Elle a passé ses dernières années à Séville, dans une maison du vieux quartier juif, entourée de chats et de papiers. Il continua à écrire, mais la plume était déjà lourde. Les temps nouveaux apportèrent d’autres modes : le naturalisme de Pereda, les romans à thèse de Galdós, et on commença à l’appeler « la petite vieille des histoires ». Le 7 avril 1877, à l’âge de quatre-vingts ans, Cecilia Böhl de Faber décède dans son sommeil. La nouvelle s’est répandue dans les rédactions avec un titre que beaucoup n’auraient pas imaginé lire : « Fernán Caballero est mort ».

Chapitre V : L’héritage qu’il a écrit sous le nom d’un autre

Lorsque les héritiers vidèrent la maison, ils trouvèrent des manuscrits inédits et un journal personnel dans lequel Cécile écrivit, en français, ses impressions sur l’Espagne qu’elle aimait tant et qui la méprisait si souvent. Il y avait aussi une copie de La Mouette avec des notes en marge. Dans l’un d’eux, il souligne le discours final du protagoniste et écrit : « Ceci n’est pas Marisalada ; c’est moi ».

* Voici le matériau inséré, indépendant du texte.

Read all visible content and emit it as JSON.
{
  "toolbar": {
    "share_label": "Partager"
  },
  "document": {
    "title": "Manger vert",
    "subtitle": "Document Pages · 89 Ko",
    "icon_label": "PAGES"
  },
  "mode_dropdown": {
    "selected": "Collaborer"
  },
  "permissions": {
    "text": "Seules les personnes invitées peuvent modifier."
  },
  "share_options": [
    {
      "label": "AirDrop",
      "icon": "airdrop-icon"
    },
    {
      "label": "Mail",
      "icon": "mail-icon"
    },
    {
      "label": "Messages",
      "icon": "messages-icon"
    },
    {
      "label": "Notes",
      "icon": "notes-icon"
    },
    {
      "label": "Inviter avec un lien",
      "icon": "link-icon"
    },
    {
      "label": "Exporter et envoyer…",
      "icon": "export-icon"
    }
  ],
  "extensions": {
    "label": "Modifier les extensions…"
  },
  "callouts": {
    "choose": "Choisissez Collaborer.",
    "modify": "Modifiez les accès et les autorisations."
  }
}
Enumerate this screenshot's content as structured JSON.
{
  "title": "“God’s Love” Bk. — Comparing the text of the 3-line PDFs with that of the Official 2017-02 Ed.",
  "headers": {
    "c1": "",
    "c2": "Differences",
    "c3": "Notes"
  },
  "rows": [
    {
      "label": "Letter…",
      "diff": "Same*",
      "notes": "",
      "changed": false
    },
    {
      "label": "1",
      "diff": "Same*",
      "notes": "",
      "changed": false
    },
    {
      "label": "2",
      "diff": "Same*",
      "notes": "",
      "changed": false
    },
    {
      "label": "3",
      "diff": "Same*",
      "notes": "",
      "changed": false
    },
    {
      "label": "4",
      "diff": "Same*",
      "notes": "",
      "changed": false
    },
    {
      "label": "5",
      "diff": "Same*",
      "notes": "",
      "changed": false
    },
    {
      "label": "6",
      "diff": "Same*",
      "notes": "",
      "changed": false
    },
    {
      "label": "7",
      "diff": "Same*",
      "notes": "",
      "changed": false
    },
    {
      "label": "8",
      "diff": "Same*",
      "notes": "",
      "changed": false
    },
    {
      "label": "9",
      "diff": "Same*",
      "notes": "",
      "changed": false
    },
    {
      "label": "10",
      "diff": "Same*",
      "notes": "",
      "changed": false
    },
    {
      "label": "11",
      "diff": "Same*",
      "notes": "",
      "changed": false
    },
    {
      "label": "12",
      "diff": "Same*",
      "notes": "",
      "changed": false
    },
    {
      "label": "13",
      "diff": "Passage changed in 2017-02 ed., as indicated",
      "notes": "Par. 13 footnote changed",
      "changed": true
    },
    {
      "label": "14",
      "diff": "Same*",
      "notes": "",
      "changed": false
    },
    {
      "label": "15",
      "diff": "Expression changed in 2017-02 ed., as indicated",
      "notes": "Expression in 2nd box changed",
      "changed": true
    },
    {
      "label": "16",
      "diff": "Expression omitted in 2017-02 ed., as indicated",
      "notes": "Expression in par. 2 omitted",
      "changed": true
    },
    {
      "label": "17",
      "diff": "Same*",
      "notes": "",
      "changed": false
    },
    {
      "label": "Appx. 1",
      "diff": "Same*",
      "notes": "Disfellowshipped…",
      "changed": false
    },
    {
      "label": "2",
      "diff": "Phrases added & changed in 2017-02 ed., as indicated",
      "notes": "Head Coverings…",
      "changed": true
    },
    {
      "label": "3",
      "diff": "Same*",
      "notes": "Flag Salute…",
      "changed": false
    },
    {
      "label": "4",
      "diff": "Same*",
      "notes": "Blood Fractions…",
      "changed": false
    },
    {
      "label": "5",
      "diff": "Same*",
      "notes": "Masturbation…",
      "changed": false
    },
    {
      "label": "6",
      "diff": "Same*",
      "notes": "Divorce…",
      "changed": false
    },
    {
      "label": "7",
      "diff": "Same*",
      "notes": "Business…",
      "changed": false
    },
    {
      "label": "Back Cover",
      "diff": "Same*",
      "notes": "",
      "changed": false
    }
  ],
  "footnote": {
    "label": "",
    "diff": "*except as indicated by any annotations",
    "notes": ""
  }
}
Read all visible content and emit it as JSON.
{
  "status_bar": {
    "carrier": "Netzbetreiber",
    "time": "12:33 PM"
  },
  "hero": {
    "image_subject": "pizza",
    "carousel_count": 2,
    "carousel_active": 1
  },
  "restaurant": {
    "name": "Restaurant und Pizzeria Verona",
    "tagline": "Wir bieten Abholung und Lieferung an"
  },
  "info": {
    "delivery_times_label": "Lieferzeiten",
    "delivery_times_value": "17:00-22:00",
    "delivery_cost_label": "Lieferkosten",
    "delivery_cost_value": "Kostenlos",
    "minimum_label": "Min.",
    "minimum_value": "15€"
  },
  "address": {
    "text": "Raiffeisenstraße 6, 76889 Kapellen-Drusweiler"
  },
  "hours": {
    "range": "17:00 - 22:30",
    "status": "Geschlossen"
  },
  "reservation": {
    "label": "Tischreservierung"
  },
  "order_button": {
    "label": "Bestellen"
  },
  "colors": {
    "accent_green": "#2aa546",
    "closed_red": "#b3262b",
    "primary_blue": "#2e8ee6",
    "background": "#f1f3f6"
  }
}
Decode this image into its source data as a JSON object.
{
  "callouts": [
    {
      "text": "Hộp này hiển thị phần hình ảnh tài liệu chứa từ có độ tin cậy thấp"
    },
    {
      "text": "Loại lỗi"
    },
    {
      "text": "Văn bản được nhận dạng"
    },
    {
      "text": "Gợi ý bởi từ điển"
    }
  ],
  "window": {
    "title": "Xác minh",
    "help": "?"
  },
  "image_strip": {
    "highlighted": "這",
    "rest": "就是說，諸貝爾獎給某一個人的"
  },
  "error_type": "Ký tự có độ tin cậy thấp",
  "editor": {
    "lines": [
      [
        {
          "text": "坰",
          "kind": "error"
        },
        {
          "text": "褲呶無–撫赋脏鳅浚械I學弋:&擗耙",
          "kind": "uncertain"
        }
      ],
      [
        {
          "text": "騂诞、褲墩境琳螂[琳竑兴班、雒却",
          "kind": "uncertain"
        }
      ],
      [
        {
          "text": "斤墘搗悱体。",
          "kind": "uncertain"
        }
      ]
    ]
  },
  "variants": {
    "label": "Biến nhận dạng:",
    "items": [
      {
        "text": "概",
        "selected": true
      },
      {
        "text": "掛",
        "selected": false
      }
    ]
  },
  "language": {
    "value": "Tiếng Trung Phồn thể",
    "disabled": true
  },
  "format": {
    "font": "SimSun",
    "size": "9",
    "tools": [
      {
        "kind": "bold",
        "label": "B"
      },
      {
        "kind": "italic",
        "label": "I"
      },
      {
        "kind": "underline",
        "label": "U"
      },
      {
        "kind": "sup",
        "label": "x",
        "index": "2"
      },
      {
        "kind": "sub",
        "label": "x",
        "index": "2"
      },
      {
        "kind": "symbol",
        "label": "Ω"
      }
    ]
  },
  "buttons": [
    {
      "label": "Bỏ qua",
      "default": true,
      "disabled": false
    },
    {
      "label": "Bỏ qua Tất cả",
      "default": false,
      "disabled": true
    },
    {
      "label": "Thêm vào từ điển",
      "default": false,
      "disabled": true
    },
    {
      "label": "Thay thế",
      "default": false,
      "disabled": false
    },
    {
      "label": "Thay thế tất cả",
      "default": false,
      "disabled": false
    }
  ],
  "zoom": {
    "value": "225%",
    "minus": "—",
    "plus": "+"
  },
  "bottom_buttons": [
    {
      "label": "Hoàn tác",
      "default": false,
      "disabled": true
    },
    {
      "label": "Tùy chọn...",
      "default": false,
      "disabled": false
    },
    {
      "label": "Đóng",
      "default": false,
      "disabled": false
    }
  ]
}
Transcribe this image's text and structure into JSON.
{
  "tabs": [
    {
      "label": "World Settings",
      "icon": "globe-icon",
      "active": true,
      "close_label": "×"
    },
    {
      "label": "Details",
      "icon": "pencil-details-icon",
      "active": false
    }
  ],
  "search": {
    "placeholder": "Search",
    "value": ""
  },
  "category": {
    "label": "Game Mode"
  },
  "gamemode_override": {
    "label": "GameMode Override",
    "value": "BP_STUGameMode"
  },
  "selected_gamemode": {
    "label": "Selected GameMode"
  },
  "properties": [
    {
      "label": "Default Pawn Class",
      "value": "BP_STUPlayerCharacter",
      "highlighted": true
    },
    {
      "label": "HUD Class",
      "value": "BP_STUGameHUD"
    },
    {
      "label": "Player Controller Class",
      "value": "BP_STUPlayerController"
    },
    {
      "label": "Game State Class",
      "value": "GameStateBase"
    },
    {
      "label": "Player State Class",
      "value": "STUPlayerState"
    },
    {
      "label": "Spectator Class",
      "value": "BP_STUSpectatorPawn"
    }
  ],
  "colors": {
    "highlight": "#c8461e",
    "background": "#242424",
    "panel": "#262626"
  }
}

L’histoire de Fernán Caballero est en réalité composée de deux histoires. La première est celle d’une écrivaine qui a surmonté les préjugés de son siècle et s’est faufilée dans le canon littéraire fondé sur le talent et la moustache d’encre. La seconde, plus amère, est celle d’une femme qui a dû se cacher pour se faire entendre. L’Académie royale espagnole ne lui a jamais ouvert ses portes – il faudra attendre 1978 pour admettre Carmen Conde – et ses œuvres ont circulé pendant des décennies dans des éditions précédées de prologues d’hommes qui se sont permis de corriger sa syntaxe. Aujourd’hui, la ville de Fernán Caballero, à Ciudad Real, a construit une place portant son nom. Mais les touristes qui y prennent des photos ne savent pas que le véritable Fernán Caballero n’a jamais mis les pieds dans ses rues ; que la ville est une invention aussi grande que le pseudonyme, et que l’auteur que les deux cachaient a vécu toute sa vie au bord de l’Atlantique, regardant la mer qui n’a jamais complètement ôté la saveur des marais.

Il existe encore des lettres inédites dans les archives familiales. Le dernier connu, adressé à son neveu Federico, se termine par une ligne qui résume tout : « J’ai écrit comme un homme parce que dans notre Espagne, une femme ne pouvait pas écrire. Espérons qu’un jour cela changera, et alors nous n’aurons plus besoin de Fernán Caballero. » Il l’a écrit en 1875, deux ans avant sa mort, et c’est peut-être pour cela qu’il a choisi le mode conditionnel. Il savait, en pliant la feuille, qu’il ne verrait pas le changement.